The present study on the accuracy of the digital representation of the vertical dimension of a man-made structure using spaceborne DEMs can be concluded as follows:

• It appears that the spaceborne InSAR technology is more accurate than the traditional photogrammetry based on the satellite imagery for DEM production. The limiting factor is the cloud cover that restricts the number of stereopairs used to develop DEMs (e.g., [2]).
• The TanDEM dataset is slated to replace the SRTM model as a global DEM due to its higher vertical accuracy and the fact that it is more current than the almost 20-year-old SRTM dataset.
• All the investigated DEMs, except the AP one, exhibited a vertical bias. The reason for the bias is probably related to the DEMs’ vertical calibration. A separate study of the effect is being considered.
• The vertical bias can be locally determined and subtracted from the DEM. This operation will increase the TanDEM’s absolute accuracy to a level of approximately 0.5 m and the AW3D30 to 0.6 m (one sigma RMSE).
• Both the TanDEM and AW3D30 spaceborne elevation data are good enough to perform at least preliminary studies on a variety of engineering projects.

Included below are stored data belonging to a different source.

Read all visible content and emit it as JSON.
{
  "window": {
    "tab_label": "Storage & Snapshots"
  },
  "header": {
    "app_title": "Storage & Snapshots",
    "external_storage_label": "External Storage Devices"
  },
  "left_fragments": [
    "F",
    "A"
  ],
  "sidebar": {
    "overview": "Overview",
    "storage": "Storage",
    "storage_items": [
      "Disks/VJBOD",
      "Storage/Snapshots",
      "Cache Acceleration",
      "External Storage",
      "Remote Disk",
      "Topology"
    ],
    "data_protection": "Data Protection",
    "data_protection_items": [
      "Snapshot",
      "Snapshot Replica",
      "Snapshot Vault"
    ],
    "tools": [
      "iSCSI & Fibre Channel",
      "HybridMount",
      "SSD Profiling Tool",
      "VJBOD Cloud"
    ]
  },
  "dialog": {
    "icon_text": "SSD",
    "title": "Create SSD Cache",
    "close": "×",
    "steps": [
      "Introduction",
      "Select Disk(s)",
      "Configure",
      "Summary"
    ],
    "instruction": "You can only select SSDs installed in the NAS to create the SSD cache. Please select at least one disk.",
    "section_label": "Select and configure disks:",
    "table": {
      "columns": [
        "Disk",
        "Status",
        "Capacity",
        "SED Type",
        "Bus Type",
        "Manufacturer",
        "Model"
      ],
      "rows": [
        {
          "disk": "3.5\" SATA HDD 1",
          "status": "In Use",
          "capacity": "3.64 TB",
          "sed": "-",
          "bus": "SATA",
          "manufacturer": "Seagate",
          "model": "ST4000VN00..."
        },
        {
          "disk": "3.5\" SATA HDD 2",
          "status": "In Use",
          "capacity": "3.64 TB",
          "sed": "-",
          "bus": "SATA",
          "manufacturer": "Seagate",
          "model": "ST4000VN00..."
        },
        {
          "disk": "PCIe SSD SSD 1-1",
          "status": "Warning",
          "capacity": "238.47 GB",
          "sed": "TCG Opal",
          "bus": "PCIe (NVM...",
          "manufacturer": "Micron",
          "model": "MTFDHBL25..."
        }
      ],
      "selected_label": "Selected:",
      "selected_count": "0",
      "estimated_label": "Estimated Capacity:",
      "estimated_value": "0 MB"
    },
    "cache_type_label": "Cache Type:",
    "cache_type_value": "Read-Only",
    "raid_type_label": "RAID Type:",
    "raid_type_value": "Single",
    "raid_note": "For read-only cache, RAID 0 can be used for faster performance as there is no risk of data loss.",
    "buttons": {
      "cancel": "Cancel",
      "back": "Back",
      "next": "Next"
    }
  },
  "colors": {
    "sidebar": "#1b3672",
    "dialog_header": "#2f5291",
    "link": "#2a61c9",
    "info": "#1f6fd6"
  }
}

The presented work contributes to the body of knowledge of surveying engineering and similar branches of technology and engineering disciplines, such that one of the most important quantitative representations of the topography of the Earth’s surface, which is a DEM, offers a vertical accuracy level that can satisfy the needs of, at least, a preliminary study of a variety of projects, including hydrotechnical engineering, landscaping, and civil engineering. In addition, there is a clear trend in the availability of more accurate and high-spatial resolution DEMs, which will continue for the foreseeable future. Also, this work demonstrates the utility of the runway method of DEM accuracy assessment for the surveying community. This work also provides the first ever vertical accuracy assessment (on a local scale) of the latest DEM—the TanDEM.